Bei den Tarifen ohne Fixkosten sind natürlich die Fahrtkosten entsprechend höher. Das führt dazu, dass für Teilnehmer, die Carsharing mehrmals im Jahr oder Monat nutzen wollen, die Preise unattraktiv hoch sind. Wenn man z. B. die normale Carsharing-Nutzung auf Flinkster überträgt liegt man bei 50 Cent pro km, das ist eindeutig zu teuer um als dauerhafter Ersatz für den eigenen Wagen akzeptiert zu werden. Hohe Fahrpreise ohne Fixkosten sind also eher Tarife zum Abgewöhnen der Carsharing-Idee (und nicht zum Abgewöhnen des eigenen Autos...).

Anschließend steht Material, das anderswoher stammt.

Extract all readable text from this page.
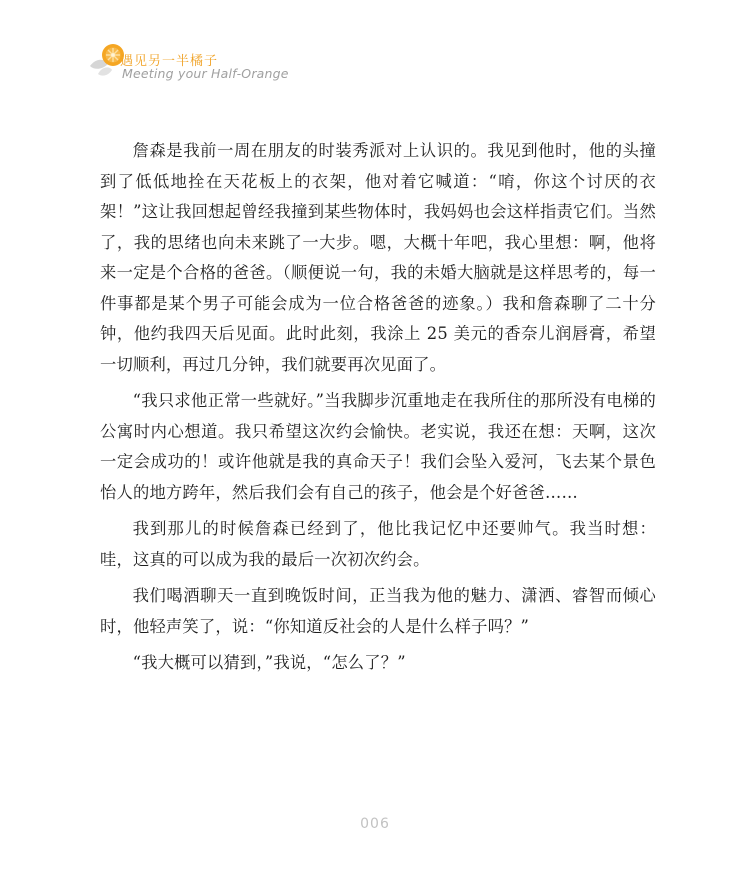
遇见另一半橘子
Meeting your Half-Orange

詹森是我前一周在朋友的时装秀派对上认识的。我见到他时，他的头撞到了低低地拴在天花板上的衣架，他对着它喊道：“唷，你这个讨厌的衣架！”这让我回想起曾经我撞到某些物体时，我妈妈也会这样指责它们。当然了，我的思绪也向未来跳了一大步。嗯，大概十年吧，我心里想：啊，他将来一定是个合格的爸爸。（顺便说一句，我的未婚大脑就是这样思考的，每一件事都是某个男子可能会成为一位合格爸爸的迹象。）我和詹森聊了二十分钟，他约我四天后见面。此时此刻，我涂上 25 美元的香奈儿润唇膏，希望一切顺利，再过几分钟，我们就要再次见面了。

“我只求他正常一些就好。”当我脚步沉重地走在我所住的那所没有电梯的公寓时内心想道。我只希望这次约会愉快。老实说，我还在想：天啊，这次一定会成功的！或许他就是我的真命天子！我们会坠入爱河，飞去某个景色怡人的地方跨年，然后我们会有自己的孩子，他会是个好爸爸……

我到那儿的时候詹森已经到了，他比我记忆中还要帅气。我当时想：哇，这真的可以成为我的最后一次初次约会。

我们喝酒聊天一直到晚饭时间，正当我为他的魅力、潇洒、睿智而倾心时，他轻声笑了，说：“你知道反社会的人是什么样子吗？”

“我大概可以猜到，”我说，“怎么了？”

006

Tarife ohne Fixkosten waren also bisher für Anbieter wie Kunden ökonomisch wie ökologisch nicht wirklich nachhaltig. Mal sehen, welche Erfahrungen sixticarclub und DB mit Flinkster machen.

Noch ein aktueller Nebenaspekt: Die Kautionen. So anachronistisch Kautionen aus Sicht der Angebote von DB und Sixt wirken, so stabilisierend sind sie doch in Zeiten der Finanzkrise. Das klassische Carsharing hat so auch in diesen Zeiten kein Finanzierungsproblem, ganz im Gegensatz zu vielen Akteuren im Automobilbereich.

Sonntag, 9. November 2008

DB Carsharing als Wettbewerber des lokalen Carsharing: Hintergründe und Einschätzungen

Mit der Pressekonferenz der Bahn am 6.11. in Stuttgart sind nun wesentliche Infos öffentlich: Die DB startet mit 100 Fahrzeugen in Stuttgart und Köln. Das neue Produkt, das nun "flächendeckend" in den Kerngebieten der beiden Städte angeboten werden soll, heißt "Flinkster". "Flinkster"-Fahrzeuge sind Alfa Romeo Mitos zu einem Preis von 1,50 € pro Stunde und 0,25 € pro km (inkl. Treibstoff). Neben dem für DB-Verhältnisse äußerst günstigen Fahrtkosten ist die Tarif-Überraschung, dass sogar die Startgebühr entfällt. "Flinkster"-Kunden zahlen also neben den Fahrtkosten absolut gar nichts, keine Startgebühr, kein Monatsbeitrag oder Kaution.

Das Angebot ist damit preislich äußerst attraktiv. Man kann sich wohl den Zweifeln des BAV-Geschäftsführers Brabec anschließen, dass dieses Angebot kostendeckend ist, vor allem bei kurzen Fahrten mit wenigen km.

Die Tarifstruktur offenbart einen wesentlichen Kurswechsel: Bisher waren die Zeitpreise des DB Carsharing immer sehr hoch, im Gegenzug die km-Preise offiziell als (reine) Treibstoffpauschalen kalkuliert. Die Tarife waren damit verwandt zu Preisen der Autovermieter. Nun die Kehrtwende: Nun sind die Zeitpreise günstiger als bei den meisten klassischen Carsharing-Organisationen, dafür liegt der km-Preis eher höher. Die Hintergründe zu dieser Kehrtwende bei den Tarifen wären sicherlich interessant, leider begründet die DB dies aber nicht.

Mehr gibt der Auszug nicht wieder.